Unternehmen, die Teil grosser internationaler Gruppen sind, müssen prüfen, ob die 750‑Mio‑EUR‑Schwelle erreicht wird sowie die Datenerhebung und das Tax‑Reporting (Country‑by‑Country‑Daten, effektive Steuersätze) konzernweit koordinieren.


Weitergehende Informationen finden Sie hier.
 

Sozialversicherungen

13. AHV‑Altersrente
AHV Rentnerinnen und  Rentner erhalten ab 2026 eine 13. Altersrente pro Jahr, die erstmals zusammen mit der Dezember Altersrente 2026 als Zuschlag in Höhe eines Zwölftels (rund 8,33 Prozent) der im Jahr bezogenen Altersrenten ausbezahlt wird. Anspruch besteht nur für Personen, die im Dezember eine Altersrente beziehen; andere AHV  und IV Renten (z.B. Hinterlassenen  oder Kinderrenten) sind nicht erfasst.

Weiterführende Infos


Beitragssätze und Grenzbeträge 2026
Die Beitragssätze AHV/IV/EO bleiben 2026 insgesamt bei 10,6 Prozent (je 5,3 % Arbeitgeber/Arbeitnehmer), die ALV‑Beiträge bei total 2,2 Prozent; damit ergibt sich weiterhin eine Gesamtbelastung von 12,8 Prozent für AHV/IV/EO/ALV auf dem Lohn bis zur ALV‑Obergrenze. Diverse BVG‑Grenzbeträge (z.B. minimal versicherter Lohn, Koordinationsabzug) werden auf 2026 angepasst, was auf Eintrittsschwellen und Sparbeiträge wirkt.

Beträge gültig ab dem 1. Januar 2026

Bau- und Immobilienrecht: Neue Spielregeln bei Baumängeln

Gesetzliche 60‑Tage‑Frist für Mängelrügen
Bei Grundstückkaufverträgen und unbeweglichen Werken gilt neu eine gesetzliche Rügefrist von 60 Tagen ab Abnahme bzw. Entdeckung des Mangels. Klauseln, die faktisch eine «sofortige» Mängelrüge verlangen, verlieren damit in diesem Bereich ihre praktische Bedeutung und müssen an das neue Recht angepasst werden. Das erhöht die Rechtssicherheit und erfordert eine Anpassung von Werk- und Kaufvertragsmustern (insbesondere wenn bisher direkt auf SIA Norm 118 abgestellt wurde).


Nachbesserungspflicht und Verjährung
Die Pflicht zur unentgeltlichen Nachbesserung bei Mängeln an Bauten wird gesetzlich verankert; ein Ausschluss dieser Gewährleistung ist für neu abgeschlossene Verträge nicht mehr zulässig. Gleichzeitig wird die fünfjährige Verjährungsfrist für Mängel an unbeweglichen Werken und Grundstücken ausdrücklich zwingend ausgestaltet.

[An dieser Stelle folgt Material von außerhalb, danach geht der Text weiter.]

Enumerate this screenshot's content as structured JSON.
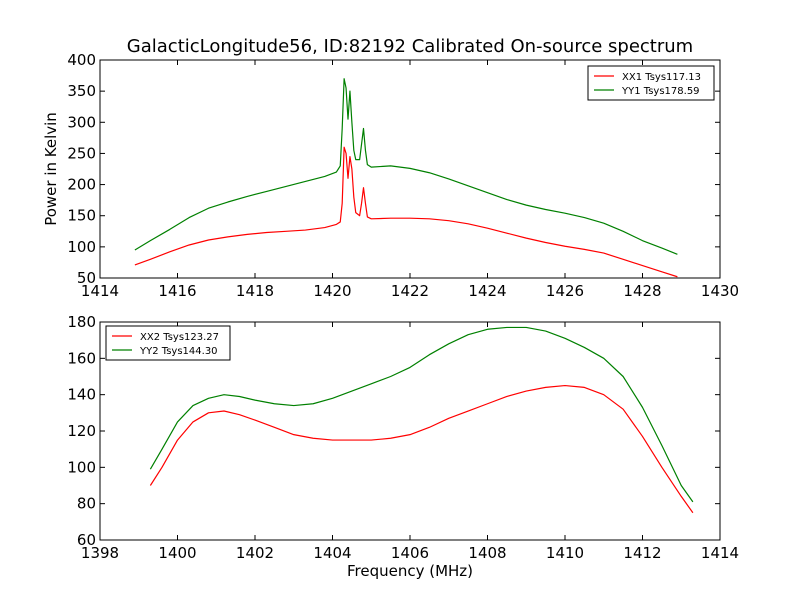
{
  "figure": {
    "title": "GalacticLongitude56, ID:82192 Calibrated On-source spectrum"
  },
  "colors": {
    "red": "#ff0000",
    "green": "#008000"
  },
  "chart_data": [
    {
      "type": "line",
      "title": "GalacticLongitude56, ID:82192 Calibrated On-source spectrum",
      "xlabel": "",
      "ylabel": "Power in Kelvin",
      "xlim": [
        1414,
        1430
      ],
      "ylim": [
        50,
        400
      ],
      "xticks": [
        "1414",
        "1416",
        "1418",
        "1420",
        "1422",
        "1424",
        "1426",
        "1428",
        "1430"
      ],
      "yticks": [
        "50",
        "100",
        "150",
        "200",
        "250",
        "300",
        "350",
        "400"
      ],
      "grid": false,
      "legend_position": "top-right",
      "series": [
        {
          "name": "XX1 Tsys117.13",
          "color": "#ff0000",
          "x": [
            1414.9,
            1415.3,
            1415.8,
            1416.3,
            1416.8,
            1417.3,
            1417.8,
            1418.3,
            1418.8,
            1419.3,
            1419.8,
            1420.1,
            1420.2,
            1420.25,
            1420.3,
            1420.35,
            1420.4,
            1420.45,
            1420.5,
            1420.55,
            1420.6,
            1420.7,
            1420.75,
            1420.8,
            1420.85,
            1420.9,
            1421.0,
            1421.5,
            1422.0,
            1422.5,
            1423.0,
            1423.5,
            1424.0,
            1424.5,
            1425.0,
            1425.5,
            1426.0,
            1426.5,
            1427.0,
            1427.5,
            1428.0,
            1428.5,
            1428.9
          ],
          "y": [
            71,
            80,
            92,
            103,
            111,
            116,
            120,
            123,
            125,
            127,
            131,
            136,
            140,
            170,
            260,
            250,
            210,
            245,
            225,
            180,
            155,
            150,
            170,
            195,
            170,
            148,
            145,
            146,
            146,
            145,
            142,
            137,
            130,
            122,
            114,
            107,
            101,
            96,
            90,
            80,
            70,
            60,
            52
          ]
        },
        {
          "name": "YY1 Tsys178.59",
          "color": "#008000",
          "x": [
            1414.9,
            1415.3,
            1415.8,
            1416.3,
            1416.8,
            1417.3,
            1417.8,
            1418.3,
            1418.8,
            1419.3,
            1419.8,
            1420.1,
            1420.2,
            1420.25,
            1420.3,
            1420.35,
            1420.4,
            1420.45,
            1420.5,
            1420.55,
            1420.6,
            1420.7,
            1420.75,
            1420.8,
            1420.85,
            1420.9,
            1421.0,
            1421.5,
            1422.0,
            1422.5,
            1423.0,
            1423.5,
            1424.0,
            1424.5,
            1425.0,
            1425.5,
            1426.0,
            1426.5,
            1427.0,
            1427.5,
            1428.0,
            1428.5,
            1428.9
          ],
          "y": [
            95,
            110,
            128,
            147,
            162,
            172,
            181,
            189,
            197,
            205,
            213,
            220,
            230,
            290,
            370,
            355,
            305,
            350,
            300,
            255,
            240,
            240,
            265,
            290,
            255,
            232,
            228,
            230,
            226,
            219,
            209,
            198,
            187,
            176,
            167,
            160,
            154,
            147,
            138,
            125,
            110,
            98,
            88
          ]
        }
      ]
    },
    {
      "type": "line",
      "title": "",
      "xlabel": "Frequency (MHz)",
      "ylabel": "",
      "xlim": [
        1398,
        1414
      ],
      "ylim": [
        60,
        180
      ],
      "xticks": [
        "1398",
        "1400",
        "1402",
        "1404",
        "1406",
        "1408",
        "1410",
        "1412",
        "1414"
      ],
      "yticks": [
        "60",
        "80",
        "100",
        "120",
        "140",
        "160",
        "180"
      ],
      "grid": false,
      "legend_position": "top-left",
      "series": [
        {
          "name": "XX2 Tsys123.27",
          "color": "#ff0000",
          "x": [
            1399.3,
            1399.6,
            1400.0,
            1400.4,
            1400.8,
            1401.2,
            1401.6,
            1402.0,
            1402.5,
            1403.0,
            1403.5,
            1404.0,
            1404.5,
            1405.0,
            1405.5,
            1406.0,
            1406.5,
            1407.0,
            1407.5,
            1408.0,
            1408.5,
            1409.0,
            1409.5,
            1410.0,
            1410.5,
            1411.0,
            1411.5,
            1412.0,
            1412.5,
            1413.0,
            1413.3
          ],
          "y": [
            90,
            100,
            115,
            125,
            130,
            131,
            129,
            126,
            122,
            118,
            116,
            115,
            115,
            115,
            116,
            118,
            122,
            127,
            131,
            135,
            139,
            142,
            144,
            145,
            144,
            140,
            132,
            117,
            100,
            84,
            75
          ]
        },
        {
          "name": "YY2 Tsys144.30",
          "color": "#008000",
          "x": [
            1399.3,
            1399.6,
            1400.0,
            1400.4,
            1400.8,
            1401.2,
            1401.6,
            1402.0,
            1402.5,
            1403.0,
            1403.5,
            1404.0,
            1404.5,
            1405.0,
            1405.5,
            1406.0,
            1406.5,
            1407.0,
            1407.5,
            1408.0,
            1408.5,
            1409.0,
            1409.5,
            1410.0,
            1410.5,
            1411.0,
            1411.5,
            1412.0,
            1412.5,
            1413.0,
            1413.3
          ],
          "y": [
            99,
            110,
            125,
            134,
            138,
            140,
            139,
            137,
            135,
            134,
            135,
            138,
            142,
            146,
            150,
            155,
            162,
            168,
            173,
            176,
            177,
            177,
            175,
            171,
            166,
            160,
            150,
            133,
            112,
            90,
            81
          ]
        }
      ]
    }
  ]
}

Konsumkredite: Leichtere Entlastung bei Zinsen

2026 werden die Höchstzinssätze für Konsum‑ und Überziehungskredite leicht gesenkt, um der Zinsentwicklung und dem Konsumentenschutz Rechnung zu tragen. Betroffen sind insbesondere Barkredite und Kontoüberzüge, womit sich die Finanzierungskosten für Privatpersonen und KMU mit kurzfristigen Kreditlinien reduzieren können.